At the opposite end from the roleplayers, we have those (mostly men) who insist you tell them your Real Life history on your first meeting. After the first dance, they ask you to send them a Real Life picture of yourself. Or they ask, "R U as beautiful in RL as U R here?" Come to think of it, a lot of these fall into our first category; they are completely tied to Real Life, and that is the only "reality" for them. If you aren't young, pretty, single, and female in RL they aren't interested in you at all. SL is just a dating service for these people.

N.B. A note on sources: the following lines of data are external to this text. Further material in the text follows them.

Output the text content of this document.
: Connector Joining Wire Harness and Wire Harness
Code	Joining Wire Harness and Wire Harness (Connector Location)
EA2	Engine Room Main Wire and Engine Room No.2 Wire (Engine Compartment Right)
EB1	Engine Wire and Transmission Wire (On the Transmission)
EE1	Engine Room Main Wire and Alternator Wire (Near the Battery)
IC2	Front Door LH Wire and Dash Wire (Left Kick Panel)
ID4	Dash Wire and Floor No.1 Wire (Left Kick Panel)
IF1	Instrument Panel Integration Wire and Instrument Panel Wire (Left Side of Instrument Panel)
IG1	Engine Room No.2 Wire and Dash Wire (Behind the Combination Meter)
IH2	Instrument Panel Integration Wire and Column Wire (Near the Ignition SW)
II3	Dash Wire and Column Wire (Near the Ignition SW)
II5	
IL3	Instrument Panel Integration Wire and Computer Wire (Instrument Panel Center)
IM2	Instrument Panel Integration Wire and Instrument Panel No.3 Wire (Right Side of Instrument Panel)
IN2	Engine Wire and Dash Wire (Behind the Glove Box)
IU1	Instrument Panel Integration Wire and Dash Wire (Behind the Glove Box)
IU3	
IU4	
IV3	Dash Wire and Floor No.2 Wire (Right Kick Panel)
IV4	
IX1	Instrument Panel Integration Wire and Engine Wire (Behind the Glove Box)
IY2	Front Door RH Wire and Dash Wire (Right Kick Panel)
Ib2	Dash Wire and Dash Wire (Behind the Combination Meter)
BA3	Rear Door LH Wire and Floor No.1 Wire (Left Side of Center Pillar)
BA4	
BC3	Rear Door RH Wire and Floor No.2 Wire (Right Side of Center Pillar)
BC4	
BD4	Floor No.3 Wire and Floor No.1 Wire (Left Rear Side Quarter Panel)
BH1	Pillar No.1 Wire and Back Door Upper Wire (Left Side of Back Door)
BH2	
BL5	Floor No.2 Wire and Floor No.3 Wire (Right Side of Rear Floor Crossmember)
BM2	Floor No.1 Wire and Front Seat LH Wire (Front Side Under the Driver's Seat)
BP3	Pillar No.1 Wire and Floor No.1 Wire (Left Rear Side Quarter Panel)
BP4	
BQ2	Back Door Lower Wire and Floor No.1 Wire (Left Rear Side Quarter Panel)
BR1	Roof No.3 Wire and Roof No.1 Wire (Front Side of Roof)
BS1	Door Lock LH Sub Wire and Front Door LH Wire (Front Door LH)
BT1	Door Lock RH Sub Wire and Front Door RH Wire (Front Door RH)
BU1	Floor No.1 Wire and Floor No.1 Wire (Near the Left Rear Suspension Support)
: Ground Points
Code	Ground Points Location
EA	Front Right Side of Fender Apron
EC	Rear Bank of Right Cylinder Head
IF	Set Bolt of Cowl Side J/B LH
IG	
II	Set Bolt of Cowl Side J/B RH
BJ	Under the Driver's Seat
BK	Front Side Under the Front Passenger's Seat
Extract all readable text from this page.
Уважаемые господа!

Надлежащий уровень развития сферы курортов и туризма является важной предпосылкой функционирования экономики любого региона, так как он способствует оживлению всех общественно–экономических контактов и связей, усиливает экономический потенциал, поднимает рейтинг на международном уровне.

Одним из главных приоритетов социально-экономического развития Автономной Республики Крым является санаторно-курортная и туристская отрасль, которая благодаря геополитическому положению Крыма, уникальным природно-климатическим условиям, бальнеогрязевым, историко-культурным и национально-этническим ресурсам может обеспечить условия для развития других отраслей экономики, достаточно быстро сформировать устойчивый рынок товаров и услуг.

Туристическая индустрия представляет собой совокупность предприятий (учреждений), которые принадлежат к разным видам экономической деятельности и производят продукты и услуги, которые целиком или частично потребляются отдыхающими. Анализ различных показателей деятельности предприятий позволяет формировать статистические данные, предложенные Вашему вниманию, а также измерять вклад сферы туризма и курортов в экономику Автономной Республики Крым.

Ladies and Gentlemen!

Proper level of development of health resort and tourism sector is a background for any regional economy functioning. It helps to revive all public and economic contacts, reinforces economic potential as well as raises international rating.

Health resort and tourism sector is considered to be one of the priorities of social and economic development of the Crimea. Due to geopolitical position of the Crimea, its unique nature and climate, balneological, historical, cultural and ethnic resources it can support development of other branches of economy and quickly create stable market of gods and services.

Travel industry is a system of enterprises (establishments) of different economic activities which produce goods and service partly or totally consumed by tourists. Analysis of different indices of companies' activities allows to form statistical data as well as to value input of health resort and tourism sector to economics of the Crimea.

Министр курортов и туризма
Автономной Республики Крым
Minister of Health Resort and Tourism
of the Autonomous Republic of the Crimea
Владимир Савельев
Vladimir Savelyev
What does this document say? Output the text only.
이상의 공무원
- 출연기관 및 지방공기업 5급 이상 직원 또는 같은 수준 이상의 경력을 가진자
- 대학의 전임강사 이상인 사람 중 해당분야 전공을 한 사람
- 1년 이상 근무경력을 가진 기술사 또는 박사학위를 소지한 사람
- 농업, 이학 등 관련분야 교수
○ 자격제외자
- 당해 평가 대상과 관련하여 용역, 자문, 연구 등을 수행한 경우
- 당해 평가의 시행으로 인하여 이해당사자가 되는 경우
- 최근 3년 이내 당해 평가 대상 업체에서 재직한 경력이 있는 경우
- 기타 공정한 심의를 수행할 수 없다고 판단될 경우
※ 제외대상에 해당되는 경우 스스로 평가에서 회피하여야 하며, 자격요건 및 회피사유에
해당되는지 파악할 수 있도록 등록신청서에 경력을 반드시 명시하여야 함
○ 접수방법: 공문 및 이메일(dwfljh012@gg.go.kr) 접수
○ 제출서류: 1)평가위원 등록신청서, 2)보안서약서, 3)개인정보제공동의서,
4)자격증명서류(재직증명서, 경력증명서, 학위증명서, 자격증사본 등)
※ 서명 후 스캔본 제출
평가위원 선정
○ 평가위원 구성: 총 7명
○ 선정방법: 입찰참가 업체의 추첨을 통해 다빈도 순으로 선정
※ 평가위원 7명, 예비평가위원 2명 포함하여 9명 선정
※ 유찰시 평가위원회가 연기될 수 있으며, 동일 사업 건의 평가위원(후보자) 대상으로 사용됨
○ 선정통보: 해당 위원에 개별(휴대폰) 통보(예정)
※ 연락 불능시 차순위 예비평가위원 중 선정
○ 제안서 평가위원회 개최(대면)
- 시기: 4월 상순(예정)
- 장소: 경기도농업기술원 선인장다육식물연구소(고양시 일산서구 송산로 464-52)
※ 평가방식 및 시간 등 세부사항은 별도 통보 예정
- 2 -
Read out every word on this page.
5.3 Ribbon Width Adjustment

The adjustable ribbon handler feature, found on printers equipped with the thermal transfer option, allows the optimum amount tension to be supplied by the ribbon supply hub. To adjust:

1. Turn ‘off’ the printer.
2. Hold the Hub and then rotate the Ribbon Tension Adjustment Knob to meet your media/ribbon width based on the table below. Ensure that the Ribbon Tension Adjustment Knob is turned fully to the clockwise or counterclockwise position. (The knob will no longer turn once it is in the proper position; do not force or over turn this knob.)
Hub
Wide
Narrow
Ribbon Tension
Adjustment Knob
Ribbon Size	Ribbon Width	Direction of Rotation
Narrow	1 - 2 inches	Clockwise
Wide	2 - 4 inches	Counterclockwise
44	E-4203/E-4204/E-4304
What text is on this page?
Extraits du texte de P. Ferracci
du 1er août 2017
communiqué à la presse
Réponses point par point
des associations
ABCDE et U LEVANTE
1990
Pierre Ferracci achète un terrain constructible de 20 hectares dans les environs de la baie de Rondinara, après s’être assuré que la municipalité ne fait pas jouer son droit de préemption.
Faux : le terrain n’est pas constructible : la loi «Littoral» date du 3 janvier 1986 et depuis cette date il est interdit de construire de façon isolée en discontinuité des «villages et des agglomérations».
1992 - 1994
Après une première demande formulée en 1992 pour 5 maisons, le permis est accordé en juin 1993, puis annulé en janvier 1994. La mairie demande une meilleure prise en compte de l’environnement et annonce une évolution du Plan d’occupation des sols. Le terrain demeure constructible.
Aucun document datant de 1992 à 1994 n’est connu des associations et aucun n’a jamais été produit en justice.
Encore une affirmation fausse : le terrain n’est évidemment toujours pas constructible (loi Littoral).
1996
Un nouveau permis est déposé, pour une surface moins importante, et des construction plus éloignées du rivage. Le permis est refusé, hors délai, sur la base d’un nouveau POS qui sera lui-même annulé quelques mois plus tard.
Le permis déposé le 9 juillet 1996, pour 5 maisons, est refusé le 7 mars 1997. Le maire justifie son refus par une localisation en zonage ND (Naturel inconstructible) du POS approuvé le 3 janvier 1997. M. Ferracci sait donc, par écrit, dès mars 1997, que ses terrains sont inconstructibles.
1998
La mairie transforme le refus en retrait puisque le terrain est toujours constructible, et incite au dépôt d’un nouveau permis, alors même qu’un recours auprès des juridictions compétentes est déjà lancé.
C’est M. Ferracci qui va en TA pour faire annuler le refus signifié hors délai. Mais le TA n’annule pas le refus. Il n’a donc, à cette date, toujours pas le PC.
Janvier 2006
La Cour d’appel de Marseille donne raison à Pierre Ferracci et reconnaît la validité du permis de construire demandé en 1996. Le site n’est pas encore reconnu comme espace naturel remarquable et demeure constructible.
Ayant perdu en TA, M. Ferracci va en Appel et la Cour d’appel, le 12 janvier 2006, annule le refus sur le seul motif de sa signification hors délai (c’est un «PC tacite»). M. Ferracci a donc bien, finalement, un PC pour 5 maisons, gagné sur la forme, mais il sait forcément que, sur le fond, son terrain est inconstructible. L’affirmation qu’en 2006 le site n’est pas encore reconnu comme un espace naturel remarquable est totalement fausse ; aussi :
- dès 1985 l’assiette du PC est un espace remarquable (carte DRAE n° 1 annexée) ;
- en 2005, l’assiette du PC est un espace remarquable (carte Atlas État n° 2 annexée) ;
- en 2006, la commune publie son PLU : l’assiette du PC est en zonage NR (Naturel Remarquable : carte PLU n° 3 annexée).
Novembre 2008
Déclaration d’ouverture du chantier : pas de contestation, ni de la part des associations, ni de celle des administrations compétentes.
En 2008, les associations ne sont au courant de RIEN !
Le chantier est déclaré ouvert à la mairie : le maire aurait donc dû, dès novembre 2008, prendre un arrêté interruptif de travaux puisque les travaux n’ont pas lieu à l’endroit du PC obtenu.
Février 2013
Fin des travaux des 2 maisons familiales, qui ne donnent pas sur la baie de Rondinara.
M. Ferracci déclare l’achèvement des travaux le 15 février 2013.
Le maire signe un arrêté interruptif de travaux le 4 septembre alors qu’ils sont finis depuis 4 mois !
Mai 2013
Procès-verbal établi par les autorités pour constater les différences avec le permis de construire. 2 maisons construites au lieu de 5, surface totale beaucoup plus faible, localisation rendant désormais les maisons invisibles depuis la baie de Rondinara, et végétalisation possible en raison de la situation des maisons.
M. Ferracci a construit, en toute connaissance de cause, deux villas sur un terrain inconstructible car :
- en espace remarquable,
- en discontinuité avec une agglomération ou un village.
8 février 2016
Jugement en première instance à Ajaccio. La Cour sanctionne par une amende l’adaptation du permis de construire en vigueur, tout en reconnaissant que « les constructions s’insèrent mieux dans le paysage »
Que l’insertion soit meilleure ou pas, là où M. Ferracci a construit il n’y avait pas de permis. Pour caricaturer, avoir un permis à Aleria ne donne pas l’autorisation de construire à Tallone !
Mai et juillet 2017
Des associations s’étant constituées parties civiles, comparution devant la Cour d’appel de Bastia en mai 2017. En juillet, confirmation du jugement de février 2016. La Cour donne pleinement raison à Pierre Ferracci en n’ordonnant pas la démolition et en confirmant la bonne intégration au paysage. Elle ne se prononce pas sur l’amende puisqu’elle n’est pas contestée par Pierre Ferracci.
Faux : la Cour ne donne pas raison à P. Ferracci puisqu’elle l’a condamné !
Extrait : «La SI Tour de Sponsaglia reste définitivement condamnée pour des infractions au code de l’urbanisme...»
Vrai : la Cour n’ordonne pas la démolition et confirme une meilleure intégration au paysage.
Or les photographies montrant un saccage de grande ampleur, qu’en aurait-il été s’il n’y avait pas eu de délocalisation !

In between the roleplayers and the Facebookers, there are at least two more categories, and these are very interesting. The first one is a group of people (mainly women, in my experience) who are perfectly willing to meet someone in SL, get to know them, have cyber-sex with them, fall in love with them...but with the eventual aim of expanding the Second Life relationship into Real Life. Indeed, that is the "brass ring" of the Second Life romance game -- find a life partner here, and marry them in RL. I personally know at least three couples who have managed this, and know of a number of others. They have my most heartfelt congratulations. But these romantic "success stories" are far, far outweighed by the number of broken hearts littering the SL landscape.
I've left my own group for the last. These people, for one reason or another, have no desire to build a Real Life affair or marriage out of a Second Life one. And yet, they aren't roleplayers. They really do love the people they have their Second Life relationships with. They and their partner(s) know that their relationship will always remain within the bounds of the virtual world, and manage to come to terms with that limitation. In my own view, these are the people who really "get" virtual reality. They live in it, love in it, immerse themselves in it pixels and soul.
No matter which group you fall into, if you find yourself falling in SLove with someone, be sure to discuss your feelings, your long term goals for a relationship, and any limitations with your partner. Differing outlooks and goals are the leading cause of heartbreak in Second Life.